Hm.. can someone explain whats going on?
Sep 30 2017
next sibling parent reply Jon Degenhardt <jond noreply.com> writes:
On Saturday, 30 September 2017 at 17:17:17 UTC, SrMordred wrote:

 writeln( "a.b.c".splitter('.').dropBack(1) ); //compiles ok
 writeln( "a.b.c".splitter(".").dropBack(1) );

 //error:
 Error: template std.range.dropBack cannot deduce function from 
 argument types !()(Result, int), candidates are:
 (...)

 Hm.. can someone explain whats going on?


It's easy to overlook, but documentation for splitter starts out:

      Lazily splits a range using an element as a separator.

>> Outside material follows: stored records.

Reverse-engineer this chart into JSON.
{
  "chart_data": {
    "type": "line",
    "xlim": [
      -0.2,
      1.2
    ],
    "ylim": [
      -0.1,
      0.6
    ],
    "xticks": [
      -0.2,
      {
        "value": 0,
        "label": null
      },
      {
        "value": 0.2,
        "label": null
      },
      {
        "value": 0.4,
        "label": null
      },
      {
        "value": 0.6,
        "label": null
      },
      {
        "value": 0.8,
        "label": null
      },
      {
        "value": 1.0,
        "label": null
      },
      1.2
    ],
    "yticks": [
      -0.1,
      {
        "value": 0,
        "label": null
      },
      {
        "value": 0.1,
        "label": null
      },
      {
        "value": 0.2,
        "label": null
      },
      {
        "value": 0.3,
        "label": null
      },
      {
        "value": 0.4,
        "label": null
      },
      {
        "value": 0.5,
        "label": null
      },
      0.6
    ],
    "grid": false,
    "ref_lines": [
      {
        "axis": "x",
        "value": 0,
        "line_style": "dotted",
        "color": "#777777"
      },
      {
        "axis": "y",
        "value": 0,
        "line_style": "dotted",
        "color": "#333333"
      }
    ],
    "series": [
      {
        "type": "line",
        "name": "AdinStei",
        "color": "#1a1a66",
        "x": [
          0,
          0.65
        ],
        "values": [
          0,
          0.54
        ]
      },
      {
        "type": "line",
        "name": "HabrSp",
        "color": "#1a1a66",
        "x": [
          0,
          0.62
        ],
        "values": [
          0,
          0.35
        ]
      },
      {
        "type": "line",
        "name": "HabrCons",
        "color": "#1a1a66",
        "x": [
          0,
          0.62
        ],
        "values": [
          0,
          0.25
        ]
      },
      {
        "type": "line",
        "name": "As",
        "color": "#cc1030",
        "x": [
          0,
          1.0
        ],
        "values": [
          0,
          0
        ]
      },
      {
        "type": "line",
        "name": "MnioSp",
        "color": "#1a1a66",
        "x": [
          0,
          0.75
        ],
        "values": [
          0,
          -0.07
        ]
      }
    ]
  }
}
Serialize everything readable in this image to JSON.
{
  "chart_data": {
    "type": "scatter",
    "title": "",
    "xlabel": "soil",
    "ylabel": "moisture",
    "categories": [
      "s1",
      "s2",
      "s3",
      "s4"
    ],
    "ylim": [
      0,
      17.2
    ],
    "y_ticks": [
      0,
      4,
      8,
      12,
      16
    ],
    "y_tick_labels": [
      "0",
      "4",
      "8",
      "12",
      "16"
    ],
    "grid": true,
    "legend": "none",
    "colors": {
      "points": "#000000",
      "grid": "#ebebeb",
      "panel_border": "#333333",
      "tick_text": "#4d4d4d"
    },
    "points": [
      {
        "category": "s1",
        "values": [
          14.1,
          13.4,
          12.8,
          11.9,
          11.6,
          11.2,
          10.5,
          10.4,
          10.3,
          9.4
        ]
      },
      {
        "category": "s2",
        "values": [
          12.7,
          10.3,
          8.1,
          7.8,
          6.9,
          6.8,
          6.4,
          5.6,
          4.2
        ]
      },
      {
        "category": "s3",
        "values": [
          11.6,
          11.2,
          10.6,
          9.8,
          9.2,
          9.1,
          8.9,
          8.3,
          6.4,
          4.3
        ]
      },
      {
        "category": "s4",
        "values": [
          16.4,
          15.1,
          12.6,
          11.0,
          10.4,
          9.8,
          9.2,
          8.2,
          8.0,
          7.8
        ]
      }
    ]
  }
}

An element of a string is a char, not a string. It needs to be 
read somewhat literally, but it is correct.

It's also part of template constraint, useful once you've become 
accustomed to reading them:

     auto splitter(alias pred = "a == b", Range, Separator)(Range 
r, Separator s)
         if (is(typeof(binaryFun!pred(r.front, s)) : bool) && ....

For "a.b.c"splitter(x), Range r is a string, r.front is a char. 
The template can only be instantiated if the predicate function 
is valid. The predicate function is "a == b". Since r.front is a 
char, then s must be a type that can be compared with '=='. A 
string and char cannot be compared with '==', which is why the a 
valid template instantiation could not be found.
Sep 30 2017
parent reply WhatMeWorry <kheaser gmail.com> writes:
On Saturday, 30 September 2017 at 18:21:11 UTC, Jon Degenhardt 
wrote:

 On Saturday, 30 September 2017 at 17:17:17 UTC, SrMordred wrote:

 [...]


 It's easy to overlook, but documentation for splitter starts 
 out:

      Lazily splits a range using an element as a separator.

 An element of a string is a char, not a string. It needs to be 
 read somewhat literally, but it is correct.

 It's also part of template constraint, useful once you've 
 become accustomed to reading them:

     auto splitter(alias pred = "a == b", Range, 
 Separator)(Range r, Separator s)
         if (is(typeof(binaryFun!pred(r.front, s)) : bool) && 
 ....

 For "a.b.c"splitter(x), Range r is a string, r.front is a char. 
 The template can only be instantiated if the predicate function 
 is valid. The predicate function is "a == b". Since r.front is 
 a char, then s must be a type that can be compared with '=='. A 
 string and char cannot be compared with '==', which is why the 
 a valid template instantiation could not be found.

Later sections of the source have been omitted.